Na última sexta-feira (24), o Ministério das Relações Exteriores do Brasil negou pedidos de vistos a dois funcionários do Departamento de Estado americano que planejavam visitar o país nos próximos dias.
Segundo uma publicação do The Washington Post, o secretário-assistente para Democracia, Direitos Humanos e Trabalho, Riley Barnes, e o subsecretário-assistente, Samuel Samson, teriam planos de questionar a confiabilidade das urnas e do sistema eleitoral brasileiro.
Ambos os representantes respondem diretamente ao secretário de Estado, Marco Rubio, considerado um forte aliado da família Bolsonaro em Washington.
Fontes governamentais indicam, de forma reservada, que a visita pretendia fortalecer uma campanha de desinformação contra o sistema de votação eletrônico brasileiro, recentemente acentuada por declarações do pré-candidato à Presidência pelo PL, Flávio Bolsonaro, e do ex-deputado Eduardo Bolsonaro.

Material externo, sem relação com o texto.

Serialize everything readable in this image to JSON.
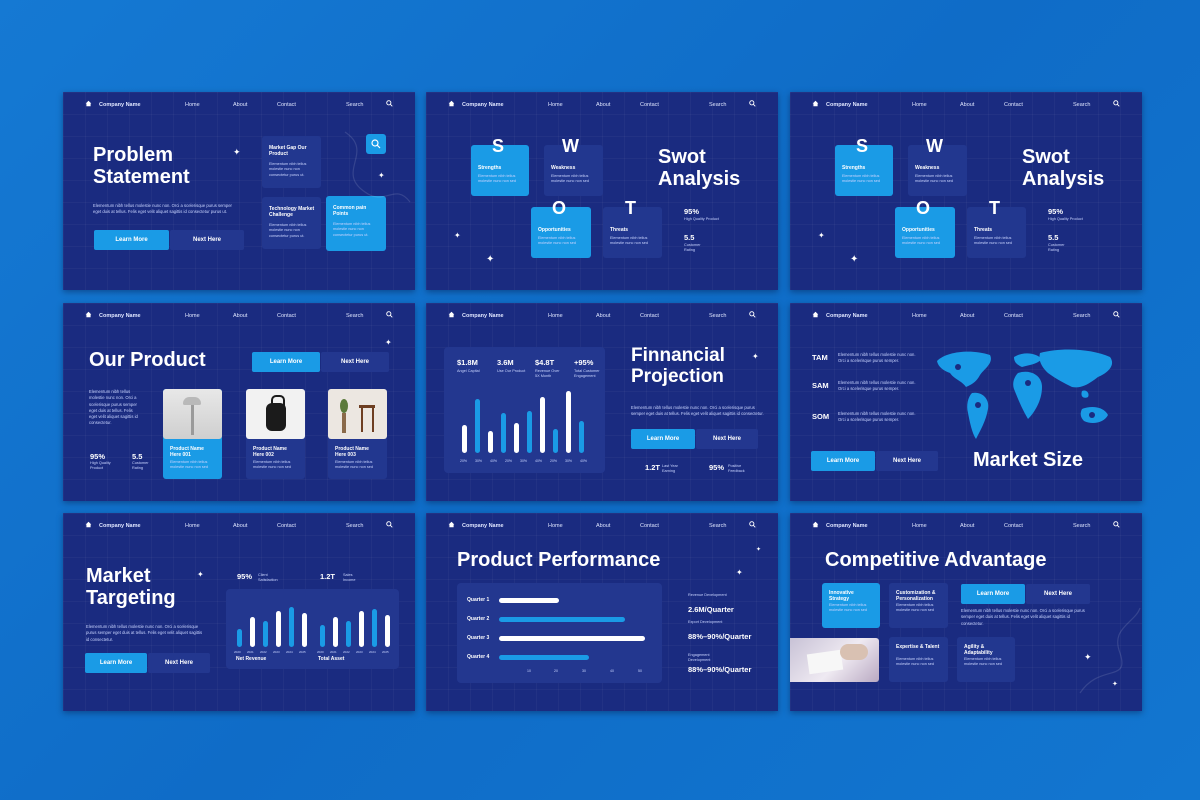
{
  "nav": {
    "brand": "Company Name",
    "home": "Home",
    "about": "About",
    "contact": "Contact",
    "search": "Search"
  },
  "s1": {
    "title": "Problem Statement",
    "desc": "Elementum nibh tellus molestie nunc non. Orci a scelerisque purus semper eget duis at tellus. Felis eget velit aliquet sagittis id consectetur purus ut.",
    "learn": "Learn More",
    "next": "Next Here",
    "cards": [
      {
        "t": "Market Gap Our Product",
        "d": "Elementum nibh tellus molestie nunc non consectetur purus ut."
      },
      {
        "t": "Technology Market Challenge",
        "d": "Elementum nibh tellus molestie nunc non consectetur purus ut."
      },
      {
        "t": "Common pain Points",
        "d": "Elementum nibh tellus molestie nunc non consectetur purus ut."
      }
    ]
  },
  "swot": {
    "title": "Swot Analysis",
    "letters": [
      "S",
      "W",
      "O",
      "T"
    ],
    "cards": [
      {
        "t": "Strengths",
        "d": "Elementum nibh tellus molestie nunc non sed"
      },
      {
        "t": "Weakness",
        "d": "Elementum nibh tellus molestie nunc non sed"
      },
      {
        "t": "Opportunities",
        "d": "Elementum nibh tellus molestie nunc non sed"
      },
      {
        "t": "Threats",
        "d": "Elementum nibh tellus molestie nunc non sed"
      }
    ],
    "stats": [
      {
        "v": "95%",
        "l": "High Quality Product"
      },
      {
        "v": "5.5",
        "l": "Customer Rating"
      }
    ]
  },
  "s4": {
    "title": "Our Product",
    "learn": "Learn More",
    "next": "Next Here",
    "desc": "Elementum nibh tellus molestie nunc non. Orci a scelerisque purus semper eget duis at tellus. Felis eget velit aliquet sagittis id consectetur.",
    "stats": [
      {
        "v": "95%",
        "l": "High Quality Product"
      },
      {
        "v": "5.5",
        "l": "Customer Rating"
      }
    ],
    "products": [
      {
        "t": "Product Name Here 001",
        "d": "Elementum nibh tellus molestie nunc non sed"
      },
      {
        "t": "Product Name Here 002",
        "d": "Elementum nibh tellus molestie nunc non sed"
      },
      {
        "t": "Product Name Here 003",
        "d": "Elementum nibh tellus molestie nunc non sed"
      }
    ]
  },
  "s5": {
    "title": "Finnancial Projection",
    "desc": "Elementum nibh tellus molestie nunc non. Orci a scelerisque purus semper eget duis at tellus. Felis eget velit aliquet sagittis id consectetur.",
    "learn": "Learn More",
    "next": "Next Here",
    "kpis": [
      {
        "v": "$1.8M",
        "l": "Angel Capital"
      },
      {
        "v": "3.6M",
        "l": "Use Our Product"
      },
      {
        "v": "$4.8T",
        "l": "Revenue Over 5X Month"
      },
      {
        "v": "+95%",
        "l": "Total Customer Engagement"
      }
    ],
    "bottom": [
      {
        "v": "1.2T",
        "l": "Last Year Earning"
      },
      {
        "v": "95%",
        "l": "Positive Feedback"
      }
    ],
    "ticks": [
      "20%",
      "30%",
      "40%",
      "20%",
      "30%",
      "40%",
      "20%",
      "30%",
      "40%"
    ]
  },
  "s6": {
    "title": "Market Size",
    "learn": "Learn More",
    "next": "Next Here",
    "rows": [
      {
        "k": "TAM",
        "d": "Elementum nibh tellus molestie nunc non. Orci a scelerisque purus semper."
      },
      {
        "k": "SAM",
        "d": "Elementum nibh tellus molestie nunc non. Orci a scelerisque purus semper."
      },
      {
        "k": "SOM",
        "d": "Elementum nibh tellus molestie nunc non. Orci a scelerisque purus semper."
      }
    ]
  },
  "s7": {
    "title": "Market Targeting",
    "learn": "Learn More",
    "next": "Next Here",
    "desc": "Elementum nibh tellus molestie nunc non. Orci a scelerisque purus semper eget duis at tellus. Felis eget velit aliquet sagittis id consectetur.",
    "stats": [
      {
        "v": "95%",
        "l": "Client Satisfaction"
      },
      {
        "v": "1.2T",
        "l": "Sales Income"
      }
    ],
    "chart_labels": [
      "Net Revenue",
      "Total Asset"
    ],
    "years": [
      "2020",
      "2021",
      "2022",
      "2023",
      "2024",
      "2025",
      "2020",
      "2021",
      "2022",
      "2023",
      "2024",
      "2025"
    ]
  },
  "s8": {
    "title": "Product Performance",
    "quarters": [
      "Quarter 1",
      "Quarter 2",
      "Quarter 3",
      "Quarter 4"
    ],
    "axis": [
      "10",
      "20",
      "30",
      "40",
      "50"
    ],
    "metrics": [
      {
        "l": "Revenue Development",
        "v": "2.6M/Quarter"
      },
      {
        "l": "Export Development",
        "v": "88%–90%/Quarter"
      },
      {
        "l": "Engagement Development",
        "v": "88%–90%/Quarter"
      }
    ]
  },
  "s9": {
    "title": "Competitive Advantage",
    "learn": "Learn More",
    "next": "Next Here",
    "desc": "Elementum nibh tellus molestie nunc non. Orci a scelerisque purus semper eget duis at tellus. Felis eget velit aliquet sagittis id consectetur.",
    "cards": [
      {
        "t": "Innovative Strategy",
        "d": "Elementum nibh tellus molestie nunc non sed"
      },
      {
        "t": "Customization & Personalization",
        "d": "Elementum nibh tellus molestie nunc non sed"
      },
      {
        "t": "Expertise & Talent",
        "d": "Elementum nibh tellus molestie nunc non sed"
      },
      {
        "t": "Agility & Adaptability",
        "d": "Elementum nibh tellus molestie nunc non sed"
      }
    ]
  },
  "colors": {
    "slide": "#1a2b80",
    "card": "#22378f",
    "accent": "#1a9be6",
    "bg": "#1579d3"
  }
}
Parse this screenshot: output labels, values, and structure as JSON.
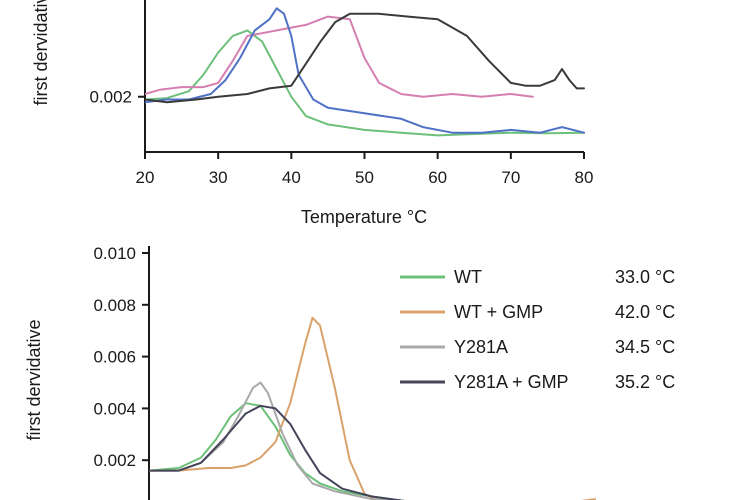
{
  "chart_data": [
    {
      "type": "line",
      "xlabel": "Temperature °C",
      "ylabel": "first dervidative",
      "xlim": [
        20,
        80
      ],
      "ylim": [
        0.0,
        0.0055
      ],
      "x_ticks": [
        "20",
        "30",
        "40",
        "50",
        "60",
        "70",
        "80"
      ],
      "y_ticks": [
        {
          "value": 0.002,
          "label": "0.002"
        }
      ],
      "series": [
        {
          "color": "#6cc07a",
          "x": [
            20,
            23,
            26,
            28,
            30,
            32,
            34,
            36,
            38,
            40,
            42,
            45,
            50,
            55,
            60,
            65,
            70,
            75,
            80
          ],
          "y": [
            0.0019,
            0.00195,
            0.0022,
            0.0028,
            0.0036,
            0.0042,
            0.0044,
            0.004,
            0.003,
            0.002,
            0.0013,
            0.001,
            0.0008,
            0.0007,
            0.0006,
            0.00065,
            0.0007,
            0.00068,
            0.0007
          ]
        },
        {
          "color": "#d57fb0",
          "x": [
            20,
            22,
            25,
            28,
            30,
            32,
            34,
            36,
            38,
            40,
            42,
            45,
            48,
            50,
            52,
            55,
            58,
            62,
            66,
            70,
            73
          ],
          "y": [
            0.0021,
            0.00225,
            0.00235,
            0.00235,
            0.0025,
            0.0033,
            0.0042,
            0.0043,
            0.0044,
            0.0045,
            0.0046,
            0.0049,
            0.0048,
            0.0034,
            0.0025,
            0.0021,
            0.002,
            0.0021,
            0.002,
            0.0021,
            0.002
          ]
        },
        {
          "color": "#4f72c6",
          "x": [
            20,
            23,
            26,
            29,
            31,
            33,
            35,
            37,
            38,
            39,
            40,
            41,
            43,
            45,
            50,
            55,
            58,
            62,
            66,
            70,
            74,
            77,
            80
          ],
          "y": [
            0.0018,
            0.0019,
            0.0019,
            0.0021,
            0.0026,
            0.0034,
            0.0044,
            0.0048,
            0.0052,
            0.005,
            0.0042,
            0.0028,
            0.0019,
            0.0016,
            0.0014,
            0.0012,
            0.0009,
            0.0007,
            0.0007,
            0.0008,
            0.0007,
            0.0009,
            0.0007
          ]
        },
        {
          "color": "#3a3a3a",
          "x": [
            20,
            23,
            27,
            30,
            34,
            37,
            40,
            42,
            44,
            46,
            48,
            52,
            56,
            60,
            64,
            67,
            70,
            72,
            74,
            76,
            77,
            78,
            79,
            80
          ],
          "y": [
            0.0019,
            0.0018,
            0.0019,
            0.002,
            0.0021,
            0.0023,
            0.0024,
            0.0032,
            0.004,
            0.0047,
            0.005,
            0.005,
            0.0049,
            0.0048,
            0.0042,
            0.0033,
            0.0025,
            0.0024,
            0.0024,
            0.0026,
            0.003,
            0.0026,
            0.0023,
            0.0023
          ]
        }
      ]
    },
    {
      "type": "line",
      "xlabel": "",
      "ylabel": "first dervidative",
      "xlim": [
        20,
        80
      ],
      "ylim": [
        0.0,
        0.01
      ],
      "y_ticks": [
        {
          "value": 0.002,
          "label": "0.002"
        },
        {
          "value": 0.004,
          "label": "0.004"
        },
        {
          "value": 0.006,
          "label": "0.006"
        },
        {
          "value": 0.008,
          "label": "0.008"
        },
        {
          "value": 0.01,
          "label": "0.010"
        }
      ],
      "legend_position": "top-right",
      "series": [
        {
          "name": "WT",
          "tm": "33.0 °C",
          "color": "#6cc07a",
          "x": [
            20,
            24,
            27,
            29,
            31,
            33,
            35,
            37,
            39,
            41,
            43,
            46,
            50,
            55,
            60,
            65,
            70,
            75,
            80
          ],
          "y": [
            0.0016,
            0.0017,
            0.0021,
            0.0028,
            0.0037,
            0.0042,
            0.0041,
            0.0033,
            0.0022,
            0.0015,
            0.0011,
            0.0008,
            0.0006,
            0.0004,
            0.0003,
            0.0003,
            0.0003,
            0.0004,
            0.0003
          ]
        },
        {
          "name": "WT + GMP",
          "tm": "42.0 °C",
          "color": "#d9a26a",
          "x": [
            20,
            24,
            28,
            31,
            33,
            35,
            37,
            39,
            41,
            42,
            43,
            45,
            47,
            49,
            51,
            55,
            60,
            65,
            70,
            75,
            80
          ],
          "y": [
            0.0016,
            0.0016,
            0.0017,
            0.0017,
            0.0018,
            0.0021,
            0.0027,
            0.0042,
            0.0065,
            0.0075,
            0.0072,
            0.0048,
            0.002,
            0.0007,
            0.0004,
            0.0004,
            0.0003,
            0.0004,
            0.0004,
            0.0003,
            0.0005
          ]
        },
        {
          "name": "Y281A",
          "tm": "34.5 °C",
          "color": "#a9a9a9",
          "x": [
            20,
            24,
            27,
            30,
            32,
            34,
            35,
            36,
            38,
            40,
            42,
            45,
            50,
            55,
            60,
            65,
            70,
            75,
            80
          ],
          "y": [
            0.0016,
            0.0016,
            0.0019,
            0.0027,
            0.0037,
            0.0048,
            0.005,
            0.0046,
            0.003,
            0.0018,
            0.0011,
            0.0008,
            0.0005,
            0.0004,
            0.0003,
            0.0004,
            0.0003,
            0.0004,
            0.0003
          ]
        },
        {
          "name": "Y281A + GMP",
          "tm": "35.2 °C",
          "color": "#44445a",
          "x": [
            20,
            24,
            27,
            30,
            33,
            35,
            37,
            39,
            41,
            43,
            46,
            50,
            55,
            60,
            65,
            70,
            75,
            80
          ],
          "y": [
            0.0016,
            0.0016,
            0.0019,
            0.0028,
            0.0038,
            0.0041,
            0.004,
            0.0034,
            0.0024,
            0.0015,
            0.0009,
            0.0006,
            0.0004,
            0.0003,
            0.0004,
            0.0003,
            0.0003,
            0.0003
          ]
        }
      ]
    }
  ]
}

Ministros do TSE (Tribunal Superior Eleitoral) e do STF (Supremo Tribunal Federal) ouvidos pela CNN Brasil consideraram “ousado” o envio de representantes estrangeiros para questionar a integridade do processo eleitoral brasileiro.
Entretanto, tanto os ministros quanto outros membros do governo ressaltaram que visitas de observadores a eleições são comuns, visando troca de experiências e aprendizado sobre o processo de votação no Brasil.
Edinho Silva, presidente do PT, fez críticas a declarações do presidente argentino, Javier Milei, durante a convenção do PL que confirmou Flávio Bolsonaro como candidato à Presidência no último sábado (25).
Em nota, Silva considerou inadmissível que um chefe de Estado estrangeiro se dirija de forma desrespeitosa aos poderes constituídos do Brasil.
Milei, em um discurso de quase 30 minutos, afirmou que a experiência da Argentina sob governos de esquerda deve servir de aviso para outros países, assegurando que Flávio Bolsonaro “é o único capaz de vencer Lula”.
O presidente argentino chamou Lula de “presidiário” e afirmou que um país vizinho tentara interferir nas eleições argentinas em prol da esquerda, além de acusá-lo de “prender opositores”, sem apresentar evidências.
Milei também fez referência ao ministro do STF, Alexandre de Moraes, utilizando termos depreciativos ao criticar uma decisão que impediu uma visita ao ex-presidente Jair Bolsonaro, que se encontra em prisão domiciliar.
Para Edinho Silva, as declarações de Milei demonstram que ele “não está à altura do cargo que ocupa”, e suas afirmações não foram uma surpresa.
O presidente do PT complementou que o líder argentino deveria se concentrar em solucionar os problemas do seu país, em vez de fazer uso inadequado do tempo e recursos públicos argentinos.